Lubię początkiem marca zejść nad podgórskie strumyki i rzeczki. Lubię przyglądać się wyrastającym z ziemi białym przebiśniegom, pęczniejącym pędom wierzby, a później pojawiającym się nieśmiało pierwszym kaczeńcom. Lubię słuchać radosnego świergotu ptactwa, które doskonale wyczuwa zbliżające się ciepłe tygodnie. Po prostu – lubię przedwiośnie i wiosnę.
Gdy spłyną już lody i stopnieje śnieg, gdy woda zaczyna wyraźnie się ocieplać, rybom zaczyna powracać apetyt. Żerować zaczyna wiele gatunków, wśród nich płocie, okonie, krąpie, jazie, leszcze, klenie i jelce. W krainie brzany coraz aktywniej żerują świnki, certy i oczywiście brzany. Problem tylko w tym, że te trzy ostatnie gatunki mają okres ochronny od 1 stycznia – brzana i certa do 30 czerwca (dotyczy certy występującej w Wiśle powyżej zapory we Włocławku i w pozostałych rzekach, bo poniżej zapory we Włocławku aż do ujścia Wisły okres ochronny dla certy trwa od 1 września do 30 listopada), a świnka do 15 maja. W Małopolsce na te ryby będzie więc można zapolować dopiero w wakacje.
Wczesną wiosną warto wybrać się z lekkim zestawem spinningowym na klenie. Z kleniowych łowisk osobiście preferuję Dunajec w okolicach mostu na drodze krajowej z Krakowa do Tarnowa. Dojście do wody jest tam dość komfortowe. Dunajec jest dość szeroko rozlany. Sporo w jego korycie kamiennych łach, które ułatwiają przemieszczanie się. Woda, poza dołkami, nie jest głęboka i można swobodnie wędrować w górę rzeki – od łachy do łachy. Oczywiście jeśli woda nie jest wezbrana po opadach albo po wiosennych roztopach – wtedy Dunajec staje się wyjątkowy niebezpieczny.
Na klenia sprawdzały mi się niewielkie obrotówki nr 0 lub 1 i bardzo cienka żyłka. Blaszkę rzucałem zawsze z ukrycia, a samą przynętę prowadziłem powoli. Klenie o tej porze roku nie są zbyt żwawe i jego ataki nie są szybkie. Blaszkę podawałem zazwyczaj kilka metrów powyżej domniemanego lub zaobserwowanego stanowiska klenia i nawijałem żyłkę z przerwami. Starałem się wykonywać płaskie rzuty, takie, aby w zetknięciu z wodą blaszka nie powodowała zbyt głośnego plusku.

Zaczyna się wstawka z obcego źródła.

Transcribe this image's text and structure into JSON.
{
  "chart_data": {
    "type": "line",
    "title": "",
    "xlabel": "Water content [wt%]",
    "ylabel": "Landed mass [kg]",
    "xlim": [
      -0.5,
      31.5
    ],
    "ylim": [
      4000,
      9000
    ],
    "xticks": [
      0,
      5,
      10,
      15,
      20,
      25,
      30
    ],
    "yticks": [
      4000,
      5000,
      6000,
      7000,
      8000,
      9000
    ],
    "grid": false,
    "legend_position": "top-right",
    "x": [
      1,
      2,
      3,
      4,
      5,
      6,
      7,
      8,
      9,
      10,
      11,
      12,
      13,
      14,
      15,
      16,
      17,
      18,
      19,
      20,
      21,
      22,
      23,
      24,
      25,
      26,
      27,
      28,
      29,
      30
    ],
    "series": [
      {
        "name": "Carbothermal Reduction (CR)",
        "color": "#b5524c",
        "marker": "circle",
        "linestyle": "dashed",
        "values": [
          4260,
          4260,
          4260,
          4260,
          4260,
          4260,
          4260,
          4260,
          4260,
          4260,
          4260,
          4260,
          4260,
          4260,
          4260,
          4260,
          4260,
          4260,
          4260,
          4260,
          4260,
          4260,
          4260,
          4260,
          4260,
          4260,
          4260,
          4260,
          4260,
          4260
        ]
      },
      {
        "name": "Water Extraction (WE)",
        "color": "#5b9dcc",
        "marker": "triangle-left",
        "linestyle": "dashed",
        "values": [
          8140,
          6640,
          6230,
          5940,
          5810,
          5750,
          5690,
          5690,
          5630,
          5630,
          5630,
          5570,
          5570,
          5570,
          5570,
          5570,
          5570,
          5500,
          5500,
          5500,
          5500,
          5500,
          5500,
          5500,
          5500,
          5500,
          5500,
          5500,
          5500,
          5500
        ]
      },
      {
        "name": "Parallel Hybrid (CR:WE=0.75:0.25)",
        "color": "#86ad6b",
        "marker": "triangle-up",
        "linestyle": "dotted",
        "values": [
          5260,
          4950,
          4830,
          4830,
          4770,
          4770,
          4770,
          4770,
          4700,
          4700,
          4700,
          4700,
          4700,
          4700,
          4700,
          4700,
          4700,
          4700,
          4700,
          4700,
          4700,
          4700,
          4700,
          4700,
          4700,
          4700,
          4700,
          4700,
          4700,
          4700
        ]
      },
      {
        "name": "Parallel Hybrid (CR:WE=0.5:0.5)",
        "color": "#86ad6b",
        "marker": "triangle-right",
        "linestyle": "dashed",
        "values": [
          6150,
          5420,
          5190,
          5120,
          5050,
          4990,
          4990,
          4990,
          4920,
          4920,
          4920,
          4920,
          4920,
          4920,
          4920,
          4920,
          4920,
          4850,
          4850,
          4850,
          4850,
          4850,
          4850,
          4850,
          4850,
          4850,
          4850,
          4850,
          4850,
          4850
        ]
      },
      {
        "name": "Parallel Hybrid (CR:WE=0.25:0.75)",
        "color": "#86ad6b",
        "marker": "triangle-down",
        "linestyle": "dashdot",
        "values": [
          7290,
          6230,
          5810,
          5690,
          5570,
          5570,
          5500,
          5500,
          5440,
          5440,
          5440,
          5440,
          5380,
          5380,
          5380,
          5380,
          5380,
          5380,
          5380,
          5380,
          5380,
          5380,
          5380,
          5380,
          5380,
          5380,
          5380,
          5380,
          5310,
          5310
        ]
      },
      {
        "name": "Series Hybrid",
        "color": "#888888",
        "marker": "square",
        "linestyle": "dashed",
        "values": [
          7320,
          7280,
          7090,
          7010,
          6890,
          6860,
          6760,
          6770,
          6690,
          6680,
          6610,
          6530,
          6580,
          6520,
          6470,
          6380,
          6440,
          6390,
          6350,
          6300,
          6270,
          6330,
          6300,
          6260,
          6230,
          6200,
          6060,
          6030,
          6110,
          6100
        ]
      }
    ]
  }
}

Klenie można też oczywiście łowić z powodzeniem na lekką żywcówkę, na gruntówkę i na przepływankę – taki przepływankowy zestaw prowadzimy jak najdalej pd stanowiska wędkarza. Klenie nie są zbyt wybredne jeśli chodzi o przynętę. Skuszą się i na niewielką uklejkę, na czerwonego robaka, na pęczek ochotek, a nawet na kawałek bułki czy mały filecik świeżej rybki.